Fig. 207.   Left valve of Cytherea chione. (After Woodward.) A, Anterior margin. B, Posterior margin. C, Ventral margin or base ; u Umbo ; h Ligament; l Lunule; c Cardinal tooth; t t Lateral teeth; a Anterior adductor; a' Posterior adductor; p Pallial line; s Pallial sinus, caused by the retractor muscles of the siphons.

Fig. 207. - Left valve of Cytherea chione. (After Woodward.) A, Anterior margin. B, Posterior margin. C, Ventral margin or base ; u Umbo ; h Ligament; l Lunule; c Cardinal tooth; t t Lateral teeth; a Anterior adductor; a' Posterior adductor; p Pallial line; s Pallial sinus, caused by the retractor muscles of the siphons.

The following are the chief points to be noticed in connection with the shell of any Lamellibranch (fig. 207): Each valve of the shell may be regarded as essentially a hollow cone, the apex of which is turned more or less to one side; so that more of the shell is situated on one side of the apex than on the other. The apex of the valve is called the "umbo," or "beak," and is almost always turned towards the mouth of the animal. Consequently, the side of the shell towards which the umbones are turned is the "anterior" side, and it is usually the shortest half of the shell. In some Bivalves, however, the beaks are "reversed," and are turned towards the posterior side of the shell. The longer half of the shell, from which the umbones turn away, is called the "posterior" side, but in some cases this is equal to, or even shorter than, the anterior side. The side of the shell where the beaks are situated, and where the valves are united to one another, is called the "dorsal" side; and the opposite margin, along which the shell opens, is called the "ventral" side, or "base." The length of the shell is measured from its anterior to its posterior margin, and its breadth from the dorsal margin to the base.

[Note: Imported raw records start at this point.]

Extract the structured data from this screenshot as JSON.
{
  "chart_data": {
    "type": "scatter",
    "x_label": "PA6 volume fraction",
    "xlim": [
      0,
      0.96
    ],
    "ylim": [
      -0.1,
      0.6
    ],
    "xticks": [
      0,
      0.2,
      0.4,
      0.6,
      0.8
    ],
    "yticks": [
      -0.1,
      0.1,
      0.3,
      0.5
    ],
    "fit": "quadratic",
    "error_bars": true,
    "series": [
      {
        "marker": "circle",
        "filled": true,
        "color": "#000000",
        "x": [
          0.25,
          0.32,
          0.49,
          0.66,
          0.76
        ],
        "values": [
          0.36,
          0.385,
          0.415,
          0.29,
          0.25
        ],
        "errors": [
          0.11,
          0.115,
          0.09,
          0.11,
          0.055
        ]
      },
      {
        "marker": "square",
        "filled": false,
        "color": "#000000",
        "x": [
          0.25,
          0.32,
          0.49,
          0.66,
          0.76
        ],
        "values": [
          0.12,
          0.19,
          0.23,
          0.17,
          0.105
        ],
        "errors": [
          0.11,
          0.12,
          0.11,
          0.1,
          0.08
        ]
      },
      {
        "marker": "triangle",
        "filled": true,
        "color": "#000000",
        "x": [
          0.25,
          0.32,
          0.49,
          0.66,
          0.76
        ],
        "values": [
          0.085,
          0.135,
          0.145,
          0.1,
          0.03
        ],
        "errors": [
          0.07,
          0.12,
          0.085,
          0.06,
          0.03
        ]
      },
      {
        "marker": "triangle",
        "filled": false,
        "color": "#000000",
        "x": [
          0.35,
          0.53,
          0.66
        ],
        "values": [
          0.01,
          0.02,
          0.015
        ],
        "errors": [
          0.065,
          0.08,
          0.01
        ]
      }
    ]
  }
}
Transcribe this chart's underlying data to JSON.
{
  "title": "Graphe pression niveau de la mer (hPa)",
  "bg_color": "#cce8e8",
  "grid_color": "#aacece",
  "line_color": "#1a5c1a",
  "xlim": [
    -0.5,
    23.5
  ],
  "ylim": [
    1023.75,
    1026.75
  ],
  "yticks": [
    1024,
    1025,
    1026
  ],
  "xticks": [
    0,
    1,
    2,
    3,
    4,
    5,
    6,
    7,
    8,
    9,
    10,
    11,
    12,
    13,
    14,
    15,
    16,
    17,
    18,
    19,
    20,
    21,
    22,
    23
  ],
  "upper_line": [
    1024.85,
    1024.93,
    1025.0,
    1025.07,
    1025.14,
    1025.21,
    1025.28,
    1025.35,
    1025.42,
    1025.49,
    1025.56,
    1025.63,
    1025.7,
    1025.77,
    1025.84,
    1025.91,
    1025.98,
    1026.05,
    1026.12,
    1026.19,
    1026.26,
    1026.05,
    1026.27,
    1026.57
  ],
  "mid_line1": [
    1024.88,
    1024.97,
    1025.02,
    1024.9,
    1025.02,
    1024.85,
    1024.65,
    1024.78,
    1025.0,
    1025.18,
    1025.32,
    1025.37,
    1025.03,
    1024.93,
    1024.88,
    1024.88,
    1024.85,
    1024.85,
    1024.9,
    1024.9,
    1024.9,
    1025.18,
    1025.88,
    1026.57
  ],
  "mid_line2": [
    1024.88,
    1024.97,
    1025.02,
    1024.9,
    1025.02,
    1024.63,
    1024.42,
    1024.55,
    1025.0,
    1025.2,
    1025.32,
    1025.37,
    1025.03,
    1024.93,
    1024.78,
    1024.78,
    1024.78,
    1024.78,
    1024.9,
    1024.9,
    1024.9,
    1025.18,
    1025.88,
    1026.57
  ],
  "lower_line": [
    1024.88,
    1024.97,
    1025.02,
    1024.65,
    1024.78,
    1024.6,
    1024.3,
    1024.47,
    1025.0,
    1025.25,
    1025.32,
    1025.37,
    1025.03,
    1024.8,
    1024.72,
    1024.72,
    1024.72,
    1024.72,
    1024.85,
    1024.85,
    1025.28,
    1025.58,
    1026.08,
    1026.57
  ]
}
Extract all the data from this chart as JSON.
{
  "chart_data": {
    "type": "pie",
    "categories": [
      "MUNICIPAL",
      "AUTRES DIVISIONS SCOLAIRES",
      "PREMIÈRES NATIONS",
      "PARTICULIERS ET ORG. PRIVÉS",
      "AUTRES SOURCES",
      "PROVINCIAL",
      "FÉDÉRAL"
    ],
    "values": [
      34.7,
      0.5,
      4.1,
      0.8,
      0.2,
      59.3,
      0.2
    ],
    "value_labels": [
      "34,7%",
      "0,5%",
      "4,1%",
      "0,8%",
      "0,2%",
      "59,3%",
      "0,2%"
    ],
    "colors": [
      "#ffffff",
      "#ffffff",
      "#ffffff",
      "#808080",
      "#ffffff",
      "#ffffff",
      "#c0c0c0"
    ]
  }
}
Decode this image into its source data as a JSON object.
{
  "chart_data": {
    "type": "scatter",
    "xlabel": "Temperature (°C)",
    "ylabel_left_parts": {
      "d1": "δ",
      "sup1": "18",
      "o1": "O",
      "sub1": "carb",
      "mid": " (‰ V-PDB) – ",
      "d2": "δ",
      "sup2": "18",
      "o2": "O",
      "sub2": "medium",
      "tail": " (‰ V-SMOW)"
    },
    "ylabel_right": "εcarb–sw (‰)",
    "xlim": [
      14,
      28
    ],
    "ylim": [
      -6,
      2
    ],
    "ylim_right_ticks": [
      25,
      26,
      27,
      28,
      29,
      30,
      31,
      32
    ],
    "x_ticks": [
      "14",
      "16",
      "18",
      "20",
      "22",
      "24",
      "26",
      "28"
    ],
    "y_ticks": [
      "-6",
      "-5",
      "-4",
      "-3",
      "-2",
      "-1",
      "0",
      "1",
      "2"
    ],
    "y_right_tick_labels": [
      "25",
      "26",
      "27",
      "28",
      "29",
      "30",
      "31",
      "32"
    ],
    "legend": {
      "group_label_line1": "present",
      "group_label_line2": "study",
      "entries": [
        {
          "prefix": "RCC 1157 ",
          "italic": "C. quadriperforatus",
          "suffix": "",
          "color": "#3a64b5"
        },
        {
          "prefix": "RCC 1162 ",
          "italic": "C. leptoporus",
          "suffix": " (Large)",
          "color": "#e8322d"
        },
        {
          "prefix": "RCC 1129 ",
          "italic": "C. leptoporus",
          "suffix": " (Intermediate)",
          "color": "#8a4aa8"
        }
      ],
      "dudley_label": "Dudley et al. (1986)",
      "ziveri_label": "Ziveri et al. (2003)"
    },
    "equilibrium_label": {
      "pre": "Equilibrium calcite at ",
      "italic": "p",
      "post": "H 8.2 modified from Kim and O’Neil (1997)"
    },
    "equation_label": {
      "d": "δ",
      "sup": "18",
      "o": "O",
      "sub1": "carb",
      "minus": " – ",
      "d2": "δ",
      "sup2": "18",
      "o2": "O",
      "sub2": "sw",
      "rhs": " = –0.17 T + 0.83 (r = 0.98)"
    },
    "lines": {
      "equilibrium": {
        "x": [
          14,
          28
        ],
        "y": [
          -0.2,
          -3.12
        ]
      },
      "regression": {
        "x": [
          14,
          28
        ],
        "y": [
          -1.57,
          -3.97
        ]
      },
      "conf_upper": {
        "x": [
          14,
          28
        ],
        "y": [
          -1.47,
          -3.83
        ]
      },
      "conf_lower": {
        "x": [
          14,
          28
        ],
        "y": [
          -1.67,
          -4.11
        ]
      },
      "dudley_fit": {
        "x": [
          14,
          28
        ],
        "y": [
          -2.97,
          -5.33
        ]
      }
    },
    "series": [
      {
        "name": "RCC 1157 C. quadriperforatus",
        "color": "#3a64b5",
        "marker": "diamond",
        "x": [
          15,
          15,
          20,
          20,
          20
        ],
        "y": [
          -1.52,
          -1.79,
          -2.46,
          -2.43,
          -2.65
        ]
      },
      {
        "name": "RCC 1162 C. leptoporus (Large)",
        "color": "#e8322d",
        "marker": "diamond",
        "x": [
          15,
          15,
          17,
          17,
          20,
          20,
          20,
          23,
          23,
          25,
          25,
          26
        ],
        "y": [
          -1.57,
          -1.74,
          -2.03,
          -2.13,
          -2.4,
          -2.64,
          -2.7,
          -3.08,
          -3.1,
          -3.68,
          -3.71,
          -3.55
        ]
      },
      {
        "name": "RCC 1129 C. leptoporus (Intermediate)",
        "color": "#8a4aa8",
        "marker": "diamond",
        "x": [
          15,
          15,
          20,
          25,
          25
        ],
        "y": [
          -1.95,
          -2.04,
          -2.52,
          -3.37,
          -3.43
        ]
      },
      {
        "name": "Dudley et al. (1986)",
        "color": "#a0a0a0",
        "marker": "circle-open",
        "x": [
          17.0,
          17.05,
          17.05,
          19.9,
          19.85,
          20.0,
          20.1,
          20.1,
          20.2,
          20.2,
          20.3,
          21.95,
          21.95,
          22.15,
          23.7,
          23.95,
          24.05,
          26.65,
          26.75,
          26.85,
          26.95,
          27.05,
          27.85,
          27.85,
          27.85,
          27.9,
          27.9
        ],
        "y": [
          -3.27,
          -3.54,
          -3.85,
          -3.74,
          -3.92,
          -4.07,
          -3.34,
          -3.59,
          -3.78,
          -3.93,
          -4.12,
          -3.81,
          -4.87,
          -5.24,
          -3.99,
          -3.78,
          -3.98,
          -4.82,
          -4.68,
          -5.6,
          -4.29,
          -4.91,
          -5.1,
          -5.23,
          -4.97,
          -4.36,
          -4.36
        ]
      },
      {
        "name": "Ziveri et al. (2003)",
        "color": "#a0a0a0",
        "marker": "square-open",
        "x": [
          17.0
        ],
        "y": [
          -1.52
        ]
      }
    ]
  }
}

At the dorsal margin the valves are united to one another, for a shorter or longer distance, along a line which is called the "hinge-line." The union is effected in most shells by means of a series of parts which interlock with one another (the " teeth "), but these are sometimes absent, when the shell is said to be "edentulous." Posterior to the umbones, in most Bivalves, is another structure passing between the valves, which is called the " ligament," and which is usually composed of two parts, either distinct or combined with one another. These two parts are known as the " external ligament" (or the ligament proper) and the " cartilage," and they constitute the agency whereby the shell is opened, but one or other of them may be absent. The ligament proper is outside the shell, and consists of a band of horny fibres, passing from one valve to the other just behind the beaks, in such a manner that it is put upon the stretch when the shell is closed. The cartilage, or internal ligament, is lodged between the hinge-lines of the two valves, generally in one or more " pits," or in special processes of the shell. It consists of elastic fibres placed perpendicularly between the surfaces by which it is contained, so that they are necessarily shortened and compressed when the valves are shut. To open the shell, therefore, it is simply necessary for the animal to relax the muscles which are provided for the closure of the valves, whereupon the elastic force of the ligament and cartilage is sufficient of itself to open the shell.